Foucault devia irritar-se com a visível afinidade existente entre sua arqueologia das ciências humanas e a crítica heideggeriana à metafísica da época moderna. As epistemes ou formas de saber do Renascimento, do classicismo e da modernidade assinalam cesuras de época, e, simultaneamente, estágios na formação daquela compreensão do Ser centrada no sujeito que Heidegger analisara com conceitos análogos desde Descartes até Nietzsche, passando por Kant. [...] Por essa razão, Foucault terá de renunciar definitivamente ao conceito de episteme (Ibid., p. 373- 374).

Os pesquisadores sobre a história do estruturalismo assinalam, no percurso de M. Foucault, o mesmo momento de renúncia ao conceito de episteme:

Mas é essa noção de episteme a que formulará o maior número de indagações, não somente aquela, não resolvida, de saber como se passa de uma episteme a outra, mas também a que se apresenta ao próprio Foucault: a partir de que episteme ele fala? Essa noção, onipresente em 1966 em Les mots et les choses, será contestada a tal ponto que não se encontra em toda a obra ulterior de Foucault (DOSSE, 2007, p. 434).

Mas a dificuldade encontrada por Foucault, no dizer de Habermas (2000, p. 375), ante a “exigência estruturalista de que toda formação discursiva tem que ser entendida a partir de si mesma” talvez seja o principal fator envolvido com sua mudança de postura a respeito do estruturalismo.

Tal “exigência estruturalista” não deixaria de se caracterizar como de difícil conciliação com os interesses de prévias pesquisas efetuadas por M. Foucault sobre “práticas de poder” que fundamentariam a racionalidade e o conhecimento. Anteriormente, em História da loucura (1961), Foucault já havia demonstrado que as “práticas institucionalmente consolidadas na organização interna dos estabelecimentos [manicomiais] são a base para um conhecimento da loucura que [...] lhe confere a objetividade de uma patologia elevada a conceito, classificando-a assim no universo da razão” (Ibid., 2000, p. 345-346).
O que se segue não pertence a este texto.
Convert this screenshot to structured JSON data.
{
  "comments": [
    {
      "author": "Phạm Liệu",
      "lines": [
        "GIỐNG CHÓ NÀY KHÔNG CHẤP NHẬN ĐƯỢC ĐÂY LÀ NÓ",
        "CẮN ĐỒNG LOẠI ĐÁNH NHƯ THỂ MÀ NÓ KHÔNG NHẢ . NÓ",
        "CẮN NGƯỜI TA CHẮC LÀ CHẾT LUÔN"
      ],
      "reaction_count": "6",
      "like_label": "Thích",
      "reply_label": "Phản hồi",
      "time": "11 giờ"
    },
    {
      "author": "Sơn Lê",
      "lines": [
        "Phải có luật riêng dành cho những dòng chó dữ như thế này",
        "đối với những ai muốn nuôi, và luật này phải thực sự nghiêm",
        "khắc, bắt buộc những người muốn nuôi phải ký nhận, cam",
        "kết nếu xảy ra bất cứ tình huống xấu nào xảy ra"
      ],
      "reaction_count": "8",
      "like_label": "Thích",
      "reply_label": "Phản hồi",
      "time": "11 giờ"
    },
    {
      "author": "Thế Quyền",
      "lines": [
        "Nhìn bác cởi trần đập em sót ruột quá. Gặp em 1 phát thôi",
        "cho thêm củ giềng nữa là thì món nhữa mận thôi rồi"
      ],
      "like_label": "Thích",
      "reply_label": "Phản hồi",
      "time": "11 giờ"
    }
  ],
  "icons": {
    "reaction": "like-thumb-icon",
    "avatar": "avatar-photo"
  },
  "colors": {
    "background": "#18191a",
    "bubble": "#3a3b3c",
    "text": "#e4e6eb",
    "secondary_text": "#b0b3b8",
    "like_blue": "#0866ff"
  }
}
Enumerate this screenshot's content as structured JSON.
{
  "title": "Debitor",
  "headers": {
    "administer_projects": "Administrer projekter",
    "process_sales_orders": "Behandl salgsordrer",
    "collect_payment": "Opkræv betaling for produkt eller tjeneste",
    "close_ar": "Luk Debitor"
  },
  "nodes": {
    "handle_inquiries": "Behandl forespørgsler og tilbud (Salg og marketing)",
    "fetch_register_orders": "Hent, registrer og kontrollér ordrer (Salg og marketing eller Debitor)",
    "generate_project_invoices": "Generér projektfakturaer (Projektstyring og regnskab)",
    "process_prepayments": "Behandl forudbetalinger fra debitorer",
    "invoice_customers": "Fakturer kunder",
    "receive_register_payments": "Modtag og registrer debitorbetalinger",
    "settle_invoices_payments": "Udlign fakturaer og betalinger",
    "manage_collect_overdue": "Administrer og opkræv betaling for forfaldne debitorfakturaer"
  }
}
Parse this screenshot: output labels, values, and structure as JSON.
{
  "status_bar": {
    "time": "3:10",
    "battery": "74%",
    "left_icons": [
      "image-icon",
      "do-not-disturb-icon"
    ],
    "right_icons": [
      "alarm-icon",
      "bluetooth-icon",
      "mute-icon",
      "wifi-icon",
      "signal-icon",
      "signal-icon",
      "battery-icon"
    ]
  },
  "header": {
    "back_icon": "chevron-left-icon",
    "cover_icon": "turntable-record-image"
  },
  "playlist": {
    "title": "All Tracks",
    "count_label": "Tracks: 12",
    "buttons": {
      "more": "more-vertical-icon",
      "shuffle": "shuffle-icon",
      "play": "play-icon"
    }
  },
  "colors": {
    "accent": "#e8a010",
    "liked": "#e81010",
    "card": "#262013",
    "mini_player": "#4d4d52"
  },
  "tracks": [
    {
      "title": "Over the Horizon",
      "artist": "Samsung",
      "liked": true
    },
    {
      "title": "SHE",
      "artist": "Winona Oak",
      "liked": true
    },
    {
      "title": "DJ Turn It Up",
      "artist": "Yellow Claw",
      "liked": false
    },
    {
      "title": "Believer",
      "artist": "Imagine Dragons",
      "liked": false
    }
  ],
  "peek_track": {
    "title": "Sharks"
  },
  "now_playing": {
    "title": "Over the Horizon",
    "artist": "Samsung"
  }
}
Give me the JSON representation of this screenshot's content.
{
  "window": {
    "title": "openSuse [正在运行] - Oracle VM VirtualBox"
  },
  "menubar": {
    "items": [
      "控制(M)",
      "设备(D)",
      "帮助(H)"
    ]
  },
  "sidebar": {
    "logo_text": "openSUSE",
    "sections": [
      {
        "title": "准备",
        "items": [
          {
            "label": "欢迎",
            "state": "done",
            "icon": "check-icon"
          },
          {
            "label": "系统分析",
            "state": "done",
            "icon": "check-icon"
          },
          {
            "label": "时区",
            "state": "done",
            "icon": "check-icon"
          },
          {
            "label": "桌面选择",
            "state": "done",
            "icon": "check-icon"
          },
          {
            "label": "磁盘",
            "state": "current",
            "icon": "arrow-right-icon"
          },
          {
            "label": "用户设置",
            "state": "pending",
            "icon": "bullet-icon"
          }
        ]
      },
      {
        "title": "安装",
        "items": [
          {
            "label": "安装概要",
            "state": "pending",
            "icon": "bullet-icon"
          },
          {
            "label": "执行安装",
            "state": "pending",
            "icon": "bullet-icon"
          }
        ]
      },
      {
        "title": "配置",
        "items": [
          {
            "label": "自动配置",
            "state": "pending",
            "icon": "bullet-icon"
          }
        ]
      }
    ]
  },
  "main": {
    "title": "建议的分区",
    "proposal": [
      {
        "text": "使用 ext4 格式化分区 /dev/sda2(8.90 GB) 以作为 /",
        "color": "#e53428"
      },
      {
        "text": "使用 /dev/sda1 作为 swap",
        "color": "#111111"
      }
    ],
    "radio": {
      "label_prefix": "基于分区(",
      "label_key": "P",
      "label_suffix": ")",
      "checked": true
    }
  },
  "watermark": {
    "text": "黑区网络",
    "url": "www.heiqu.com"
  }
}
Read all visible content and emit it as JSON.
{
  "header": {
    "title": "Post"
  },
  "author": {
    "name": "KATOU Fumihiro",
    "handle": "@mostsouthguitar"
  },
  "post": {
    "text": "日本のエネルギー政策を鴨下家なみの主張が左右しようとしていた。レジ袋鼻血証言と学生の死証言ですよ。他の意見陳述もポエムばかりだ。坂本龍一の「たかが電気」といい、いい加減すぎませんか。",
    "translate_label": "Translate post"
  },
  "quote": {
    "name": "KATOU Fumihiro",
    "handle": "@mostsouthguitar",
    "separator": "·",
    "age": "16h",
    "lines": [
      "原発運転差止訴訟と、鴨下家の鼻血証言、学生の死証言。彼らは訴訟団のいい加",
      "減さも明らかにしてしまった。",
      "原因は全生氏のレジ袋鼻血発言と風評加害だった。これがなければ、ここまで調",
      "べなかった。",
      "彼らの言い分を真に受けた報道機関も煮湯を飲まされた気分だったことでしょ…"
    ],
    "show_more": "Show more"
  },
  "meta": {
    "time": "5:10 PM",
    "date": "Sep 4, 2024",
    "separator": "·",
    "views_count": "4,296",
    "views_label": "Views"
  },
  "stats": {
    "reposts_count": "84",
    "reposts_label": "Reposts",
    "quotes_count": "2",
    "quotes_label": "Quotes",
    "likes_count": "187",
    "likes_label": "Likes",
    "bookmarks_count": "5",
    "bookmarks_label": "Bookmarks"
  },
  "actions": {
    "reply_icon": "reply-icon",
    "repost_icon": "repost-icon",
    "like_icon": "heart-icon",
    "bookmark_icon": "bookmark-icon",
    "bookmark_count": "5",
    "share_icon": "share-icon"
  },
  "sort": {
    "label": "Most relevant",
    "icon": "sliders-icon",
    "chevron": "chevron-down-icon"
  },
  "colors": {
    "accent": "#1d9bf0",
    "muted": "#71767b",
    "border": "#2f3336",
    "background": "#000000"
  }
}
No percurso intelectual de Foucault essa dificuldade conduzirá, posteriormente, o autor a afirmar-se na perspectiva histórica ou “genealógica” debruçada sobre os “dispositivos do poder”:

Foucault contorna essa dificuldade abandonando a autonomia das formas do saber [estruturalismo] em favor de sua fusão em tecnologias de poder e subordinando a arqueologia do saber a uma genealogia que explica a formação do saber a partir das práticas de poder. Essa teoria do poder convém também à solução dos outros dois problemas: Foucault pode, assim, deixar para trás a filosofia do sujeito sem recorrer ao modelo estruturalista ou ao modelo da história do Ser [Heidegger], que (segundo sua própria análise) ainda estão presos seja à sua forma clássica do saber, seja à forma moderna (Ibid., p. 376).

As mudanças ocorridas no percurso intelectual de M. Foucault não interferem, muito pelo contrário, na legitimidade da história do estruturalismo presente em As palavras e as coisas. A possibilidade de se articular, na obra lacaniana, os trabalhos anteriores ao estruturalismo com seu período propriamente estruturalista, mediante a historiografia presente em As palavras e as coisas, o trabalho “mais estruturalista no percurso de Foucault” (DOSSE, 2007, p. 433), não pode ser entendida senão como uma corroboração da hipótese de aberturas epistemológicas presentes na “ciência da personalidade”.